The Xianyun 玁狁 were "wild" tribes living in what is today the south of Shaanxi province, in Gansu, and in Inner Mongolia during early antiquity. The name of these apparently nomadic tribes appears not only in transmitted texts, but also in Western Zhou period 西周 (11th cent.-770 BCE) bronze inscriptions and is variously transcribed as Xianyun 玁狁, Xianyun 獫狁, Hunzhou (Hunyu?) 葷粥, Xunyu 獯鬻, Xunyu 薰育, Xunyu 熏育, in bronze inscriptions also 𠪚允,𡪯允 and other forms. An ethnic affiliation to any better-known tribes (like the Xiongnu 匈奴) cannot realistically be established, nor is it certain that the western tribes of the Rong 戎 and Di 狄, Quanyi 畎夷, Quanyi 犬夷 or Quanrong 犬戎 appearing during the Spring and Autumn period 春秋 (770-5th cent. BCE), or the tribes of the Guifang 鬼方 or Kunyi 昆夷 (緄夷), mentioned in Shang period 商 (17th-11th cent. BCE) oracle bone inscriptions, were identical with them. In some legends, the Hunzhou 葷粥 represent enemies of the Yellow Emperor (Huang Di 黃帝).

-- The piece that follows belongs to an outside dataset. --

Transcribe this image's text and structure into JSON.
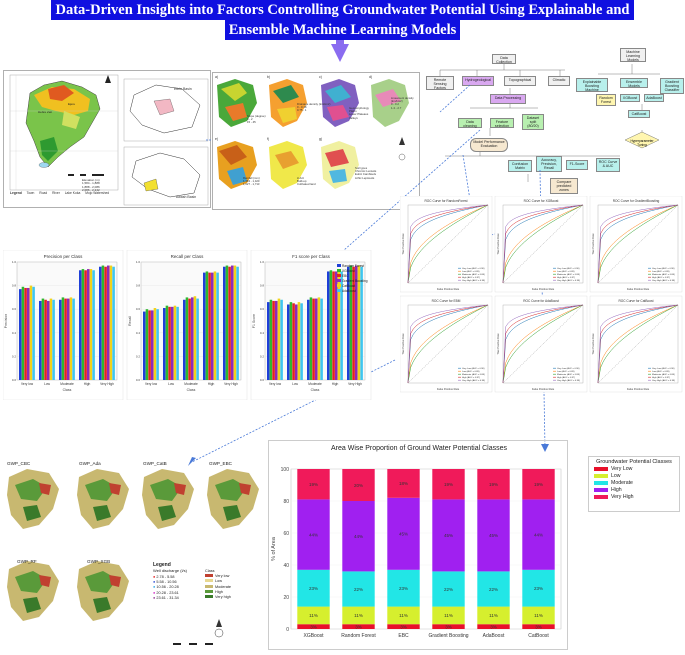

The Xuanyun are mentioned in several poems of the Shijing "Book of Songs" (Minor Odes Chuche 出車 and Caiwei 采薇). The minor ode Liuyue 六月 reveals that Xianyun tribes were even found in the region of Taiyuan, northern Shanxi.
The Xianyun several times harassed the Western Zhou capital in Haojing 鎬京. The inscription of the tripod Duoyou ding 多友鼎 reports that King Yi 周夷王 (885-878 BCE) assembled "allied" forces against the Xianyun, killing 356 of them, capturing 28, and making a booty of 127 chariots. King Xuan 周宣王 (r. 828-782 BCE) successfully repelled them and erected fortifications in the northern region (cheng bi Shuofang 城彼朔方) to prevent them from raiding the borderlands. The inscription of the plate Guo Jizi bo pan 虢季子白盤 reports of 500 slain enemies and 50 war captives. His victory over the Xianyun is also narrated in the inscription of the tripod Shitong ding 師同鼎.
If the Xuanyun were identical with the Quanrong, it was an invasion of the Xianyun which ended the Zhou rule over the western parts of their empire.